Oil prices held steady on Wednesday as investors weighed rising U.S. gasoline demand, renewed attacks on Red Sea shipping, and the impact of looming U.S. copper tariffs. Brent crude edged up 4 cents to settle at $70.19 a barrel, while West Texas Intermediate (WTI) crude gained 5 cents to close at $68.38—both little changed from the previous day.
U.S. crude inventories unexpectedly rose by 7.1 million barrels last week, according to the Energy Information Administration, compared to forecasts for a 2.1 million-barrel draw. However, gasoline demand climbed 6% to 9.2 million barrels per day, providing a bullish counterbalance. Analysts noted that consumer demand appears strong heading into the peak of summer travel.

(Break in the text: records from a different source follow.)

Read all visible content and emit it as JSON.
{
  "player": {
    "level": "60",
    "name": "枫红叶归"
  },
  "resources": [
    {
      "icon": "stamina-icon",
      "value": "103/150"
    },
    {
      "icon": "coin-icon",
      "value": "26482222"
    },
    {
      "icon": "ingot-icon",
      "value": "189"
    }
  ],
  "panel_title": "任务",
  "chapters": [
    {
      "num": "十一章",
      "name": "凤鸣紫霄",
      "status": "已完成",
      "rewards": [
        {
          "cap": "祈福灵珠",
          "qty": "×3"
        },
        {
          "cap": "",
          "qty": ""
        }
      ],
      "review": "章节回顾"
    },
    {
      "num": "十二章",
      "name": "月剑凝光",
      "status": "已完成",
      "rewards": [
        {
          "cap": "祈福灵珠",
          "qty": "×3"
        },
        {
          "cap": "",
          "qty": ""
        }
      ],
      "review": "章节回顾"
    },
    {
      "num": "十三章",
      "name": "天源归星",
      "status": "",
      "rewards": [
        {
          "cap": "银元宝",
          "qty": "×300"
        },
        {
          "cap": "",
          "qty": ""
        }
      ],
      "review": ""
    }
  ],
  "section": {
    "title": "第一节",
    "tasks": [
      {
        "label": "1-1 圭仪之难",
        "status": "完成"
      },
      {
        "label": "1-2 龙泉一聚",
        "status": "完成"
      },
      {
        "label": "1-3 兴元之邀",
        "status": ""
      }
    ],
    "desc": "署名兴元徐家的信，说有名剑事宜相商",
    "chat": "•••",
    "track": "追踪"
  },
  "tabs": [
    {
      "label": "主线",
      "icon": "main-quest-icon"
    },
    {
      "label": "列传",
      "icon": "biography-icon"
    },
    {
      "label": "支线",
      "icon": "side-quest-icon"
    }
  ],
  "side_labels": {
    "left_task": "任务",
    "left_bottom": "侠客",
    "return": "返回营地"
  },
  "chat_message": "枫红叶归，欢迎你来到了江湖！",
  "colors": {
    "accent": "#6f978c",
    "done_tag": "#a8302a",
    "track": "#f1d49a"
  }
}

Geopolitical tension returned to the Red Sea, where attacks by Yemen’s Iran-aligned Houthi rebels sank two ships in recent days, leaving 15 crew members missing. The renewed threat has sparked concerns about disruptions in one of the world’s key maritime trade routes.
On the supply side, OPEC+ producers are preparing for another major output increase in September. The 548,000-barrel-per-day hike planned for August is part of a broader strategy to unwind voluntary production cuts and accommodate the UAE’s higher quota. Despite these increases, officials including the UAE’s energy minister say inventories are not building, suggesting strong global demand.
Meanwhile, President Trump announced a 50% tariff on copper, aimed at boosting domestic production, while extending the deadline for some other tariffs to August 1. The move raised hopes for continued trade negotiations but also added uncertainty for markets already sensitive to policy shifts.